More about correlated predictors

The problem with correlated predictors is that there’s no way to pin-point the unique effect of the individual predictors. Well, that’s a bit of a lie. We can determine partial effects if the model is correctly specified.

Here’s the simulation: Let’s take two correlated predictors, \(x\) and \(z\), and say they have some joint effect on \(y\).

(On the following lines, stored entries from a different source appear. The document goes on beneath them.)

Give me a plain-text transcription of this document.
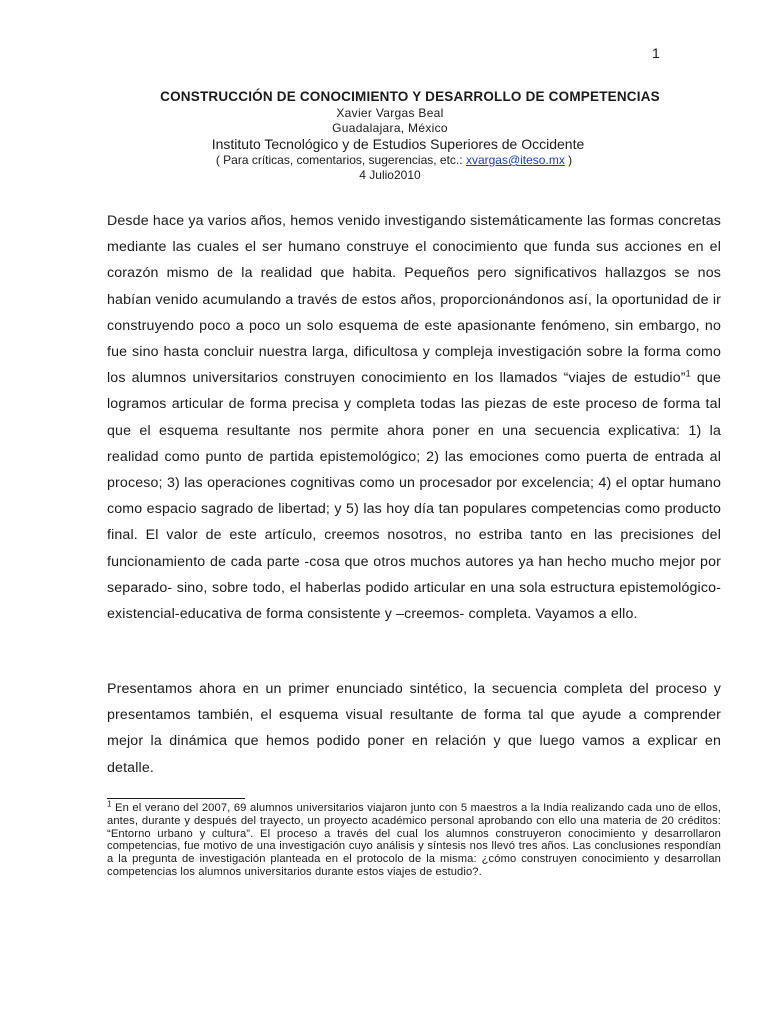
1

CONSTRUCCIÓN DE CONOCIMIENTO Y DESARROLLO DE COMPETENCIAS

Xavier Vargas Beal

Guadalajara, México

Instituto Tecnológico y de Estudios Superiores de Occidente

( Para críticas, comentarios, sugerencias, etc.: xvargas@iteso.mx )

4 Julio2010

Desde hace ya varios años, hemos venido investigando sistemáticamente las formas concretas mediante las cuales el ser humano construye el conocimiento que funda sus acciones en el corazón mismo de la realidad que habita. Pequeños pero significativos hallazgos se nos habían venido acumulando a través de estos años, proporcionándonos así, la oportunidad de ir construyendo poco a poco un solo esquema de este apasionante fenómeno, sin embargo, no fue sino hasta concluir nuestra larga, dificultosa y compleja investigación sobre la forma como los alumnos universitarios construyen conocimiento en los llamados “viajes de estudio”$^1$ que logramos articular de forma precisa y completa todas las piezas de este proceso de forma tal que el esquema resultante nos permite ahora poner en una secuencia explicativa: 1) la realidad como punto de partida epistemológico; 2) las emociones como puerta de entrada al proceso; 3) las operaciones cognitivas como un procesador por excelencia; 4) el optar humano como espacio sagrado de libertad; y 5) las hoy día tan populares competencias como producto final. El valor de este artículo, creemos nosotros, no estriba tanto en las precisiones del funcionamiento de cada parte -cosa que otros muchos autores ya han hecho mucho mejor por separado- sino, sobre todo, el haberlas podido articular en una sola estructura epistemológico-existencial-educativa de forma consistente y –creemos- completa. Vayamos a ello.

Presentamos ahora en un primer enunciado sintético, la secuencia completa del proceso y presentamos también, el esquema visual resultante de forma tal que ayude a comprender mejor la dinámica que hemos podido poner en relación y que luego vamos a explicar en detalle.

$^1$ En el verano del 2007, 69 alumnos universitarios viajaron junto con 5 maestros a la India realizando cada uno de ellos, antes, durante y después del trayecto, un proyecto académico personal aprobando con ello una materia de 20 créditos: “Entorno urbano y cultura”. El proceso a través del cual los alumnos construyeron conocimiento y desarrollaron competencias, fue motivo de una investigación cuyo análisis y síntesis nos llevó tres años. Las conclusiones respondían a la pregunta de investigación planteada en el protocolo de la misma: ¿cómo construyen conocimiento y desarrollan competencias los alumnos universitarios durante estos viajes de estudio?.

This code block simulates the correlated variates. \(x\) and \(z\) are correlated with a Pearson’s correlation of \(0.9\).

library(MASS)
rho <- 0.9
beta <- c(3, -1, 1)
dat <- data.frame(mvrnorm(100, c(5, 5), matrix(rho, 2, 2) + diag(1 - rho, 2)))
colnames(dat) <- c('x', 'z')
mat <- model.matrix( ~ x + z, dat)

We can create the response and tack on some random noise. This is a standard linear regression model \(y=X \beta + \varepsilon\).

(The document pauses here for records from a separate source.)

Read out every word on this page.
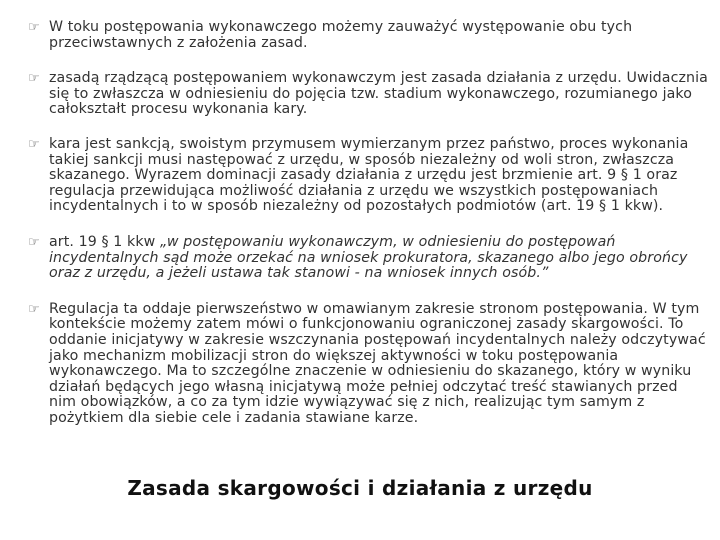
☞ W toku postępowania wykonawczego możemy zauważyć występowanie obu tych przeciwstawnych z założenia zasad.
☞ zasadą rządzącą postępowaniem wykonawczym jest zasada działania z urzędu. Uwidacznia się to zwłaszcza w odniesieniu do pojęcia tzw. stadium wykonawczego, rozumianego jako całokształt procesu wykonania kary.
☞ kara jest sankcją, swoistym przymusem wymierzanym przez państwo, proces wykonania takiej sankcji musi następować z urzędu, w sposób niezależny od woli stron, zwłaszcza skazanego. Wyrazem dominacji zasady działania z urzędu jest brzmienie art. 9 § 1 oraz regulacja przewidująca możliwość działania z urzędu we wszystkich postępowaniach incydentalnych i to w sposób niezależny od pozostałych podmiotów (art. 19 § 1 kkw).
☞ art. 19 § 1 kkw „w postępowaniu wykonawczym, w odniesieniu do postępowań incydentalnych sąd może orzekać na wniosek prokuratora, skazanego albo jego obrońcy oraz z urzędu, a jeżeli ustawa tak stanowi - na wniosek innych osób.”
☞ Regulacja ta oddaje pierwszeństwo w omawianym zakresie stronom postępowania. W tym kontekście możemy zatem mówi o funkcjonowaniu ograniczonej zasady skargowości. To oddanie inicjatywy w zakresie wszczynania postępowań incydentalnych należy odczytywać jako mechanizm mobilizacji stron do większej aktywności w toku postępowania wykonawczego. Ma to szczególne znaczenie w odniesieniu do skazanego, który w wyniku działań będących jego własną inicjatywą może pełniej odczytać treść stawianych przed nim obowiązków, a co za tym idzie wywiązywać się z nich, realizując tym samym z pożytkiem dla siebie cele i zadania stawiane karze.
Zasada skargowości i działania z urzędu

dat$y <- mat %*% beta + rnorm(100)

If we take a look at the model output, we will see that the effects are correctly recovered:

lm(y ~ ., dat)

## 
## Call:
## lm(formula = y ~ ., data = dat)
## 
## Coefficients:
## (Intercept)            x            z  
##      3.4054      -0.7082       0.6497

But the “issue”¹ is that correct effect identification depends on correct model specification.

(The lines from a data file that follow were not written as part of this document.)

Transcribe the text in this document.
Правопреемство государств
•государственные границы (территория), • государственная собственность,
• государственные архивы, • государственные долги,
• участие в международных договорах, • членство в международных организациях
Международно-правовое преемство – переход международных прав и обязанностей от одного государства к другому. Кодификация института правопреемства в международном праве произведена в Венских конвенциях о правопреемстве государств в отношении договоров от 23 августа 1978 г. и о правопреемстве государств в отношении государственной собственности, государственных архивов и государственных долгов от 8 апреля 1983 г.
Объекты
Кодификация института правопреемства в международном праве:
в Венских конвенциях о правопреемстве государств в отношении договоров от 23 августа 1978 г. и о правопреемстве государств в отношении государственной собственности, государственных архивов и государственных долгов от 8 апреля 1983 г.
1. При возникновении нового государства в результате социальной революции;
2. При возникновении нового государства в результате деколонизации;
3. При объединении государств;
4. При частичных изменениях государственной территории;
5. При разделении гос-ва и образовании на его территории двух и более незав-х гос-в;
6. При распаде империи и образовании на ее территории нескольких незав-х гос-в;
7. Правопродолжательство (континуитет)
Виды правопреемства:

Here are the “raw” effect estimates:

lm(y ~ x, dat)

## 
## Call:
## lm(formula = y ~ x, data = dat)
## 
## Coefficients:
## (Intercept)            x  
##     3.61735     -0.09406

lm(y ~ z, dat)

## 
## Call:
## lm(formula = y ~ z, data = dat)
## 
## Coefficients:
## (Intercept)            z  
##     2.82566      0.06294

What is going on here?

The key point is that marginal effects are not the same as conditional effects. The model y ~ x + y estimates the effect of x on y conditional on a value of z, and the effect of z on y conditional on a value of x. However, y ~ x estimates the effect of x on y unconditionally.

When data are collected from an orthogonal designed experiment it happens that these effects coincide, and so model mis-specification isn’t such a big deal. In any other case, we need to have some good idea of what we wish to condition on. This is my “resolution” to Simpson’s “paradox”.

Thomas Lumley discussed this issue very clearly on his blog.